All joking aside, in the months leading up to the arrival of our first child, I knew I was going to have to get better at accepting help from my husband around the house; I simply would not be able to do it all.
I also knew that I would be annoyed.
I would be annoyed because things wouldn’t get done in the exact way that I like to do them. However, I also knew that complaining and criticizing the way he did things would be exercising a level of control-freakiness that I didn’t want to be guilty of. Plus, it would cause tension and resentment between us, which would be the last thing we’d need added to the stress of taking care of a new baby. The reality is, your logical mind can tell you one thing, but your emotions can get the best of you in the moment. Here are some tips to help fight that urge to sabotage your partner’s help:
Acknowledge the intention.
Yes, the dishwasher does need to be unloaded. When my husband takes the task upon himself, I will likely find utensils in random places and the Pyrex scattered amongst three cabinets instead of the one where it usually all lives. But did he go through the trouble of putting things in “wrong” spots just to annoy me and make my life harder? No, probably not. In fact, his intention was likely to do the opposite, to show love through an act of service. I try to remind myself of this when I’m on the verge of making a less-than-grateful comment.
Check your pride.
My husband will often tell me to sit down and relax while he cleans up after our son’s dinner/bedtime routine. Sometimes I let him do it, no argument here! But other times, I stubbornly want to refuse. Why? Because I feel like if I don’t do it myself, I’m somehow failing or not carrying my weight, that I’m being outperformed. It’s silly. Even sillier is the fact that after I’ve argued myself out of accepting help, I’ve found myself muttering under my breath about the fact that I’m scrubbing bottles while my husband relaxes on the couch. Yikes.

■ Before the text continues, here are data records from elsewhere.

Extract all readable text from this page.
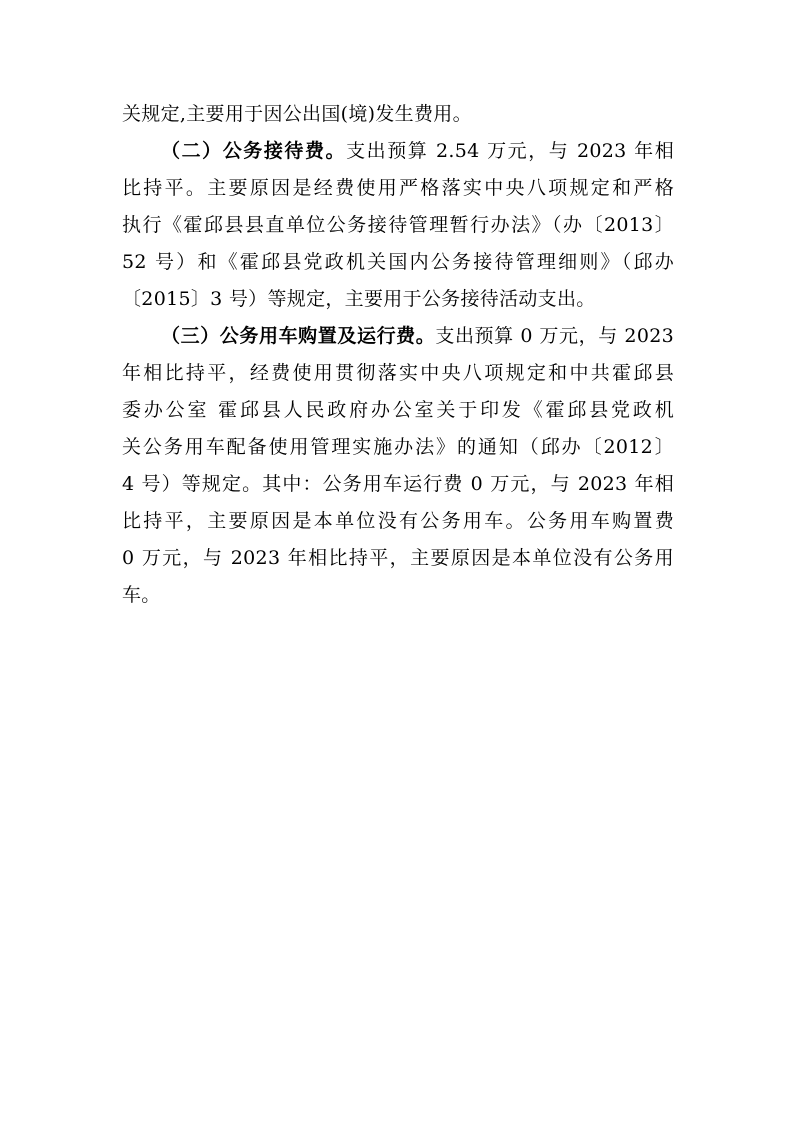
关规定,主要用于因公出国(境)发生费用。
（二）公务接待费。支出预算 2.54 万元，与 2023 年相
比持平。主要原因是经费使用严格落实中央八项规定和严格
执行《霍邱县县直单位公务接待管理暂行办法》（办〔2013〕
52 号）和《霍邱县党政机关国内公务接待管理细则》（邱办
〔2015〕3 号）等规定，主要用于公务接待活动支出。
（三）公务用车购置及运行费。支出预算 0 万元，与 2023
年相比持平，经费使用贯彻落实中央八项规定和中共霍邱县
委办公室 霍邱县人民政府办公室关于印发《霍邱县党政机
关公务用车配备使用管理实施办法》的通知（邱办〔2012〕
4 号）等规定。其中：公务用车运行费 0 万元，与 2023 年相
比持平，主要原因是本单位没有公务用车。公务用车购置费
0 万元，与 2023 年相比持平，主要原因是本单位没有公务用
车。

The fact is, it’s not about me. It’s not about how many chores points I’ve racked up compared to my partner. It’s about us helping and supporting each other through the daily grind because we’re a team.
Laugh and love.
Have a sense of humor about the different ways you do things. Sometimes it just comes down to personality differences, and that’s not really something you can change, nor is it worth wasting the energy trying. Yes, I do try to communicate my “tips” (See, when you put the new garbage bag in the can, you need to get all the air out around it so that trash can fall to the bottom easier, and you can fit more in it!) But at a certain point I just know those kinds of details are not on my husband’s radar. And that’s okay. I also never wash my car, much to his chagrin. Does he get mad about it? Hold it against me? No. And the least I can do is extend the same grace and acceptance to him.
So, what’s the moral of the story here? At times, some of us have a tendency to want to control the little things, and in doing so, we reject or undermine help from our well-meaning partners. But if we catch ourselves getting caught up in the details, and we take a second to zoom out a bit, we can see how the offer of help – and the way we respond to or accept it- serves our relationship in ways much bigger than the task at hand.